Dalle prime note avrete senz’altro riconosciuto questo brano. Magari non ne conoscete il titolo e l’artista (ve li diciamo noi: è “Bad luck” della cantante anglo-australiana Dott Reed), ma sicuramente l’avete associato ad una nota marca automobilistica giapponese che lo ha usato per pubblicizzare la sua ammiraglia (lo spot è questo).

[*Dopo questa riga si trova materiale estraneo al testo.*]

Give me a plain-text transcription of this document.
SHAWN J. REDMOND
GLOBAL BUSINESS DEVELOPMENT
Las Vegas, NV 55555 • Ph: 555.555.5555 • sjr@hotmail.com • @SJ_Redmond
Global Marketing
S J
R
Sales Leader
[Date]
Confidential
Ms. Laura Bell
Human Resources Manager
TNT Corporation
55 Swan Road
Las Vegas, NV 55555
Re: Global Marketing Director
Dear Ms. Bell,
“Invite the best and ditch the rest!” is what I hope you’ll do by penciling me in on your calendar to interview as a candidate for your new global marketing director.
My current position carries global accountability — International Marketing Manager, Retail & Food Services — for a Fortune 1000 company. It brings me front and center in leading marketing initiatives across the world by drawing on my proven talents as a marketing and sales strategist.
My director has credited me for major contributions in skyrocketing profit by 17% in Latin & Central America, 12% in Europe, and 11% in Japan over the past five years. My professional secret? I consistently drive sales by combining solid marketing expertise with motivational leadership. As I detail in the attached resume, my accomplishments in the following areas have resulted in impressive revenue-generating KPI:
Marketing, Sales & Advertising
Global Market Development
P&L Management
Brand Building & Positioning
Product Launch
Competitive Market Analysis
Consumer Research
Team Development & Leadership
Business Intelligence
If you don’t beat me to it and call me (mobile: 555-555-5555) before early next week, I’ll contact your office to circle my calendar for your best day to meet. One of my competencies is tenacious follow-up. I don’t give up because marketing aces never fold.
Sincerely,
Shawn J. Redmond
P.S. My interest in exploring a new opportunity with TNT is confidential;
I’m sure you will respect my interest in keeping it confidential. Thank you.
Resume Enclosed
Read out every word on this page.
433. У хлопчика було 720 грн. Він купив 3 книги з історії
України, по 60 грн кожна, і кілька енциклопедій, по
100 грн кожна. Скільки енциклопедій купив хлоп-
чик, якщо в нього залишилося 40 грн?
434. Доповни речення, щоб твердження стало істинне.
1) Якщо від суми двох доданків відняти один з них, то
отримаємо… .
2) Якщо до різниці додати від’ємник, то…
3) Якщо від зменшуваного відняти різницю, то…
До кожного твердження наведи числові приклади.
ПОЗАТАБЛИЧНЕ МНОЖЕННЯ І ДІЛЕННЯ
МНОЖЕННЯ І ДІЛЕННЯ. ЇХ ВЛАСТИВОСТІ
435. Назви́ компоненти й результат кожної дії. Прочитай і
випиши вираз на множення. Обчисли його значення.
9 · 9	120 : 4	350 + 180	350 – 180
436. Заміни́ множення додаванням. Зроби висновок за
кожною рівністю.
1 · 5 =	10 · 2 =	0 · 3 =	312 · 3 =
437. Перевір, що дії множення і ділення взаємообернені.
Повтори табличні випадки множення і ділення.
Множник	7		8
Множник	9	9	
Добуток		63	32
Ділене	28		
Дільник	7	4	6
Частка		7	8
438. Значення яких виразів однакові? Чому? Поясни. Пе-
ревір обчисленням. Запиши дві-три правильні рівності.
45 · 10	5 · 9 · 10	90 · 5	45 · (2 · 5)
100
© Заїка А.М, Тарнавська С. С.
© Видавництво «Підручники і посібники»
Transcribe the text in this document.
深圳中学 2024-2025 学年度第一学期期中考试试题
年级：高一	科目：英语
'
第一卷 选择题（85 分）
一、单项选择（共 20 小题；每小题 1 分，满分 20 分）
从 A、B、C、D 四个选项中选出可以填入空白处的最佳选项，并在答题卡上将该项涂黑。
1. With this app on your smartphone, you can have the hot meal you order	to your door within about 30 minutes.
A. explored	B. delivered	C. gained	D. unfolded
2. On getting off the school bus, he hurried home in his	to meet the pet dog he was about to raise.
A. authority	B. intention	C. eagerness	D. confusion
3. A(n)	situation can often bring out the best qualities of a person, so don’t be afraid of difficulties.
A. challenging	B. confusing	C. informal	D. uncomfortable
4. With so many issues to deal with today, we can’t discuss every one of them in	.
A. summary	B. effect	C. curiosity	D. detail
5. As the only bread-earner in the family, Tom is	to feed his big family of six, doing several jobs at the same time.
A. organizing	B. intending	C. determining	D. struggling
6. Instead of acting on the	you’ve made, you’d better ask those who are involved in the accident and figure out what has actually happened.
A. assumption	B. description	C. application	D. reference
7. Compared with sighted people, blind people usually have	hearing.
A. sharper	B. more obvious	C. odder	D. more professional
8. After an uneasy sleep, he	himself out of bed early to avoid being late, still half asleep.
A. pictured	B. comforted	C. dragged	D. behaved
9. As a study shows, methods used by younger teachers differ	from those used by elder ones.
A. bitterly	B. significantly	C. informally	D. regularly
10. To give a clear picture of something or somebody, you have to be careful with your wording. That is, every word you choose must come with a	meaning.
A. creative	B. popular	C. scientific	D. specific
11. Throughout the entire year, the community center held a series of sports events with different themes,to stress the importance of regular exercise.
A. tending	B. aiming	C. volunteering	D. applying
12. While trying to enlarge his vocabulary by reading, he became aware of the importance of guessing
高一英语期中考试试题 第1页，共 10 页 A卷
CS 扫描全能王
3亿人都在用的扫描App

L’Italia è uno dei pochissimi paesi dove un artista o una canzone hanno successo principalmente – se non esclusivamente – se passano in tv. Così il pubblico italiano si è accorto di questa artista di cui poche settimane fa avevamo celebrato il nuovo singolo “Honestly” a sua volta jingle della pubblicità di una banca. Gli artisti europei che hanno beneficiato da noi della pubblicità sono molti. Ecco un piccolo campionario del 2011.

Il pubblico europeo – ma non quello italiano – quando l’ha vista nello spot di un’altra vettura, stavolta tedesca, conosceva  bene Lena Meyer Landrut. Perchè la presenza nello spot in questione (questo qui), se l’era guadagnato grazie alla popolarità continentale ed ai 2 dischi di platino vinti con “Satellite”, brano del suo trionfo, da perfetta sconosciuta all’Eurovision Song Contest 2010. Il pezzo dello spot è “You can’t stop me” contenuto nell’album “My cassette player”. L’Italia l’ha conosciuta grazie allo spot e soltanto dopo grazie alla sua seconda partecipazione all’Eurovision, nel 2011. Sempre in tema di autovetture, una marca coreana, ha messo in circolazione questo spot.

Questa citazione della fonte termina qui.